The sweeping appearance of voice and data networks on the evolving scene put analog, digital and key phone office systems out to pasture. If you’re still punching up one of these babies, though, I wouldn’t despair. We at 360 can yank your legacies into the latest century with telephone technology that’ll lay you flat.
Our world-class converged communications solutions capitalize on the latest Voice over Internet Protocol (VoIP) and set you up with a state-of-the-art phone system that’s as robust and flexible as it is reliable and cost effective. What’s more, because so much of the cool stuff is software based, thus sidestepping the proprietary hardware-rooted phone systems of old, it’s a breeze to manage yourself.
This kind of thing is particularly worth hearing if you’re at the helm of a “virtual office” whose requirements for a full range of telephony and networking functionality are every bit as acute as those of the guy in the more conventional office setting.

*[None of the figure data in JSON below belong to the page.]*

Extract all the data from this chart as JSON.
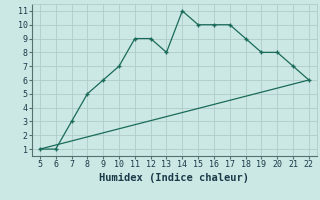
{
  "xlabel": "Humidex (Indice chaleur)",
  "line1_x": [
    5,
    6,
    7,
    8,
    9,
    10,
    11,
    12,
    13,
    14,
    15,
    16,
    17,
    18,
    19,
    20,
    21,
    22
  ],
  "line1_y": [
    1,
    1,
    3,
    5,
    6,
    7,
    9,
    9,
    8,
    11,
    10,
    10,
    10,
    9,
    8,
    8,
    7,
    6
  ],
  "line2_x": [
    5,
    22
  ],
  "line2_y": [
    1,
    6
  ],
  "color": "#1a6b5a",
  "bg_color": "#cce8e4",
  "grid_color": "#b0ccca",
  "xlim": [
    4.5,
    22.5
  ],
  "ylim": [
    0.5,
    11.5
  ],
  "xticks": [
    5,
    6,
    7,
    8,
    9,
    10,
    11,
    12,
    13,
    14,
    15,
    16,
    17,
    18,
    19,
    20,
    21,
    22
  ],
  "yticks": [
    1,
    2,
    3,
    4,
    5,
    6,
    7,
    8,
    9,
    10,
    11
  ],
  "tick_fontsize": 6,
  "label_fontsize": 7.5
}
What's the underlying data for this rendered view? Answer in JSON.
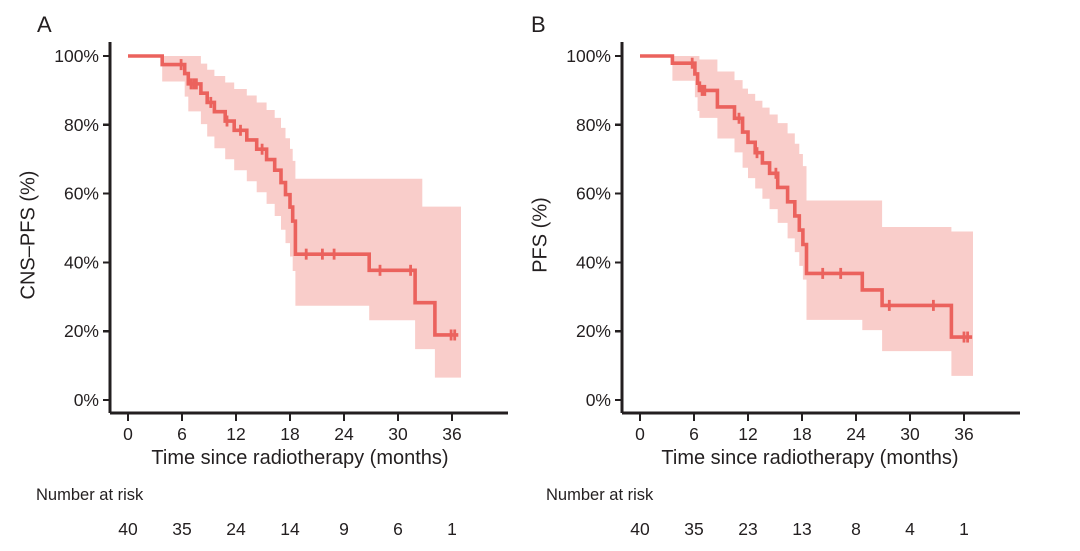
{
  "figure": {
    "background_color": "#ffffff",
    "text_color": "#231f20",
    "axis_color": "#231f20",
    "curve_color": "#eb625d",
    "band_color": "#f9cdca",
    "risk_label": "Number at risk",
    "x_axis_title": "Time since radiotherapy (months)",
    "panels": [
      {
        "label": "A",
        "y_axis_title": "CNS–PFS (%)"
      },
      {
        "label": "B",
        "y_axis_title": "PFS (%)"
      }
    ]
  },
  "chart_data": [
    {
      "type": "line",
      "variant": "kaplan_meier_step_with_ci_band",
      "title": "",
      "xlabel": "Time since radiotherapy (months)",
      "ylabel": "CNS–PFS (%)",
      "xlim": [
        0,
        38
      ],
      "ylim": [
        0,
        100
      ],
      "grid": false,
      "legend": "none",
      "x_ticks": [
        0,
        6,
        12,
        18,
        24,
        30,
        36
      ],
      "y_ticks": [
        {
          "value": 0,
          "label": "0%"
        },
        {
          "value": 20,
          "label": "20%"
        },
        {
          "value": 40,
          "label": "40%"
        },
        {
          "value": 60,
          "label": "60%"
        },
        {
          "value": 80,
          "label": "80%"
        },
        {
          "value": 100,
          "label": "100%"
        }
      ],
      "survival_steps": [
        [
          0,
          100
        ],
        [
          3.8,
          97.5
        ],
        [
          6.3,
          94.9
        ],
        [
          6.7,
          91.9
        ],
        [
          8.1,
          89.2
        ],
        [
          8.8,
          86.5
        ],
        [
          9.6,
          83.8
        ],
        [
          10.8,
          81.1
        ],
        [
          11.8,
          78.4
        ],
        [
          13.2,
          75.6
        ],
        [
          14.3,
          72.9
        ],
        [
          15.4,
          69.9
        ],
        [
          16.3,
          66.8
        ],
        [
          17.0,
          63.2
        ],
        [
          17.5,
          59.7
        ],
        [
          18.0,
          56.1
        ],
        [
          18.3,
          52.0
        ],
        [
          18.6,
          42.4
        ],
        [
          26.8,
          37.7
        ],
        [
          31.9,
          28.3
        ],
        [
          34.1,
          18.9
        ]
      ],
      "curve_end_time": 36.7,
      "censor_marks": [
        [
          5.9,
          97.5
        ],
        [
          7.0,
          91.9
        ],
        [
          7.3,
          91.9
        ],
        [
          7.6,
          91.9
        ],
        [
          9.2,
          86.5
        ],
        [
          11.0,
          81.1
        ],
        [
          12.5,
          78.4
        ],
        [
          14.9,
          72.9
        ],
        [
          19.8,
          42.4
        ],
        [
          21.6,
          42.4
        ],
        [
          22.9,
          42.4
        ],
        [
          28.0,
          37.7
        ],
        [
          31.4,
          37.7
        ],
        [
          35.9,
          18.9
        ],
        [
          36.3,
          18.9
        ]
      ],
      "ci_band": [
        [
          3.8,
          92.6,
          100
        ],
        [
          6.3,
          88.2,
          100
        ],
        [
          6.7,
          83.9,
          100
        ],
        [
          8.1,
          80.2,
          97.8
        ],
        [
          8.8,
          76.6,
          96.0
        ],
        [
          9.6,
          73.2,
          94.2
        ],
        [
          10.8,
          70.0,
          92.3
        ],
        [
          11.8,
          66.8,
          90.4
        ],
        [
          13.2,
          63.6,
          88.5
        ],
        [
          14.3,
          60.4,
          86.5
        ],
        [
          15.4,
          57.0,
          84.3
        ],
        [
          16.3,
          53.5,
          82.0
        ],
        [
          17.0,
          49.5,
          79.1
        ],
        [
          17.5,
          45.6,
          76.1
        ],
        [
          18.0,
          41.7,
          73.0
        ],
        [
          18.3,
          37.5,
          69.5
        ],
        [
          18.6,
          27.4,
          64.3
        ],
        [
          26.8,
          23.2,
          64.3
        ],
        [
          31.9,
          14.8,
          64.3
        ],
        [
          32.7,
          14.8,
          56.2
        ],
        [
          34.1,
          6.5,
          56.2
        ]
      ],
      "ci_band_end_time": 37.0,
      "number_at_risk": {
        "times": [
          0,
          6,
          12,
          18,
          24,
          30,
          36
        ],
        "counts": [
          40,
          35,
          24,
          14,
          9,
          6,
          1
        ]
      }
    },
    {
      "type": "line",
      "variant": "kaplan_meier_step_with_ci_band",
      "title": "",
      "xlabel": "Time since radiotherapy (months)",
      "ylabel": "PFS (%)",
      "xlim": [
        0,
        38
      ],
      "ylim": [
        0,
        100
      ],
      "grid": false,
      "legend": "none",
      "x_ticks": [
        0,
        6,
        12,
        18,
        24,
        30,
        36
      ],
      "y_ticks": [
        {
          "value": 0,
          "label": "0%"
        },
        {
          "value": 20,
          "label": "20%"
        },
        {
          "value": 40,
          "label": "40%"
        },
        {
          "value": 60,
          "label": "60%"
        },
        {
          "value": 80,
          "label": "80%"
        },
        {
          "value": 100,
          "label": "100%"
        }
      ],
      "survival_steps": [
        [
          0,
          100
        ],
        [
          3.6,
          97.9
        ],
        [
          6.1,
          94.8
        ],
        [
          6.4,
          92.1
        ],
        [
          6.6,
          90.0
        ],
        [
          8.6,
          85.2
        ],
        [
          10.5,
          81.9
        ],
        [
          11.4,
          77.9
        ],
        [
          12.0,
          74.9
        ],
        [
          12.8,
          71.9
        ],
        [
          13.6,
          68.9
        ],
        [
          14.4,
          65.9
        ],
        [
          15.3,
          61.8
        ],
        [
          16.4,
          57.6
        ],
        [
          17.2,
          53.5
        ],
        [
          17.7,
          49.4
        ],
        [
          18.1,
          45.2
        ],
        [
          18.5,
          36.8
        ],
        [
          24.7,
          32.0
        ],
        [
          26.9,
          27.5
        ],
        [
          34.6,
          18.3
        ]
      ],
      "curve_end_time": 36.9,
      "censor_marks": [
        [
          5.8,
          97.9
        ],
        [
          6.9,
          90.0
        ],
        [
          7.2,
          90.0
        ],
        [
          11.0,
          81.9
        ],
        [
          13.0,
          71.9
        ],
        [
          15.1,
          65.9
        ],
        [
          20.3,
          36.8
        ],
        [
          22.3,
          36.8
        ],
        [
          27.7,
          27.5
        ],
        [
          32.6,
          27.5
        ],
        [
          36.0,
          18.3
        ],
        [
          36.4,
          18.3
        ]
      ],
      "ci_band": [
        [
          3.6,
          92.8,
          100
        ],
        [
          6.1,
          88.0,
          100
        ],
        [
          6.4,
          84.0,
          100
        ],
        [
          6.6,
          82.0,
          99.0
        ],
        [
          8.6,
          76.0,
          95.5
        ],
        [
          10.5,
          72.0,
          93.0
        ],
        [
          11.4,
          67.5,
          90.5
        ],
        [
          12.0,
          64.5,
          89.0
        ],
        [
          12.8,
          61.5,
          87.0
        ],
        [
          13.6,
          58.5,
          85.0
        ],
        [
          14.4,
          55.5,
          83.0
        ],
        [
          15.3,
          51.5,
          80.5
        ],
        [
          16.4,
          47.0,
          77.5
        ],
        [
          17.2,
          43.0,
          74.5
        ],
        [
          17.7,
          39.0,
          71.5
        ],
        [
          18.1,
          35.0,
          68.0
        ],
        [
          18.5,
          23.3,
          58.0
        ],
        [
          24.7,
          20.3,
          58.0
        ],
        [
          26.9,
          14.2,
          50.3
        ],
        [
          34.6,
          7.0,
          49.0
        ]
      ],
      "ci_band_end_time": 37.0,
      "number_at_risk": {
        "times": [
          0,
          6,
          12,
          18,
          24,
          30,
          36
        ],
        "counts": [
          40,
          35,
          23,
          13,
          8,
          4,
          1
        ]
      }
    }
  ]
}
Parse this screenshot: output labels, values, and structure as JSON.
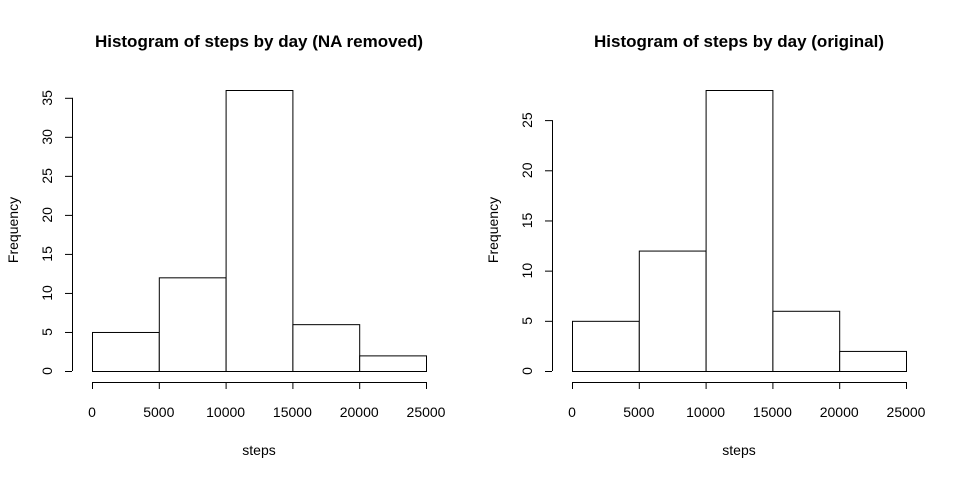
{
  "chart_data": [
    {
      "type": "bar",
      "title": "Histogram of steps by day (NA removed)",
      "xlabel": "steps",
      "ylabel": "Frequency",
      "bins": [
        [
          0,
          5000
        ],
        [
          5000,
          10000
        ],
        [
          10000,
          15000
        ],
        [
          15000,
          20000
        ],
        [
          20000,
          25000
        ]
      ],
      "values": [
        5,
        12,
        36,
        6,
        2
      ],
      "xlim": [
        0,
        25000
      ],
      "ylim": [
        0,
        36
      ],
      "x_ticks": [
        0,
        5000,
        10000,
        15000,
        20000,
        25000
      ],
      "y_ticks": [
        0,
        5,
        10,
        15,
        20,
        25,
        30,
        35
      ],
      "grid": false
    },
    {
      "type": "bar",
      "title": "Histogram of steps by day (original)",
      "xlabel": "steps",
      "ylabel": "Frequency",
      "bins": [
        [
          0,
          5000
        ],
        [
          5000,
          10000
        ],
        [
          10000,
          15000
        ],
        [
          15000,
          20000
        ],
        [
          20000,
          25000
        ]
      ],
      "values": [
        5,
        12,
        28,
        6,
        2
      ],
      "xlim": [
        0,
        25000
      ],
      "ylim": [
        0,
        28
      ],
      "x_ticks": [
        0,
        5000,
        10000,
        15000,
        20000,
        25000
      ],
      "y_ticks": [
        0,
        5,
        10,
        15,
        20,
        25
      ],
      "grid": false
    }
  ]
}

There are many hallmarks to a good phone system. Maybe it allows a company to communicate across multiple offices as if employees were in the same building, whether that means patching a client through to a remote staffer or allowing employees in any location to pick up an incoming call.
Maybe it accommodates the latest in videophone technology and is reliable enough to finally count as a legitimate alternative to travel.
Or maybe it’s just an ultracool setup that lets users dip into the latest finds—including instant messaging, web-based collaboration, and all manner of video and mobility solutions—from the telecommunications pool.
The waves began in the 1870s, when a slew of inventors made a dash for the patent office to indemnify designs for telegraph-busting technology that transmitted speech electrically. Alexander Graham Bell clocked in first and the rest, as they say, is history.
The earliest phone made good on the hypothesis that by converting sound waves into electrical signals and employing a transmitter with a membrane capable of broadcasting them and a receiver capable of reproducing them, one could reinvent forever what it means to communicate remotely.
Today the humble telephone is among the most common household appliances. By the end of 2006, there were nearly four billion mobile and fixed-line subscribers worldwide. Four billion! Talk about a killer app.
Eventually, the industry gravitated into digital telephony, improving its quality and capacity along the way and today, well, today, all bets are off. Telephone conversations that started as analog signals over wires are digital signals that travel by micro- and lightwaves over land, optical fibre and air. The traditional analog telephone is converging with computer data and entertainment networks. Cats are mating with dogs. And nothing nothing nothing will ever be the same.
Over here at 360, the best thing is that we get to watch all this change from the front lines. More than that, we get to effect it.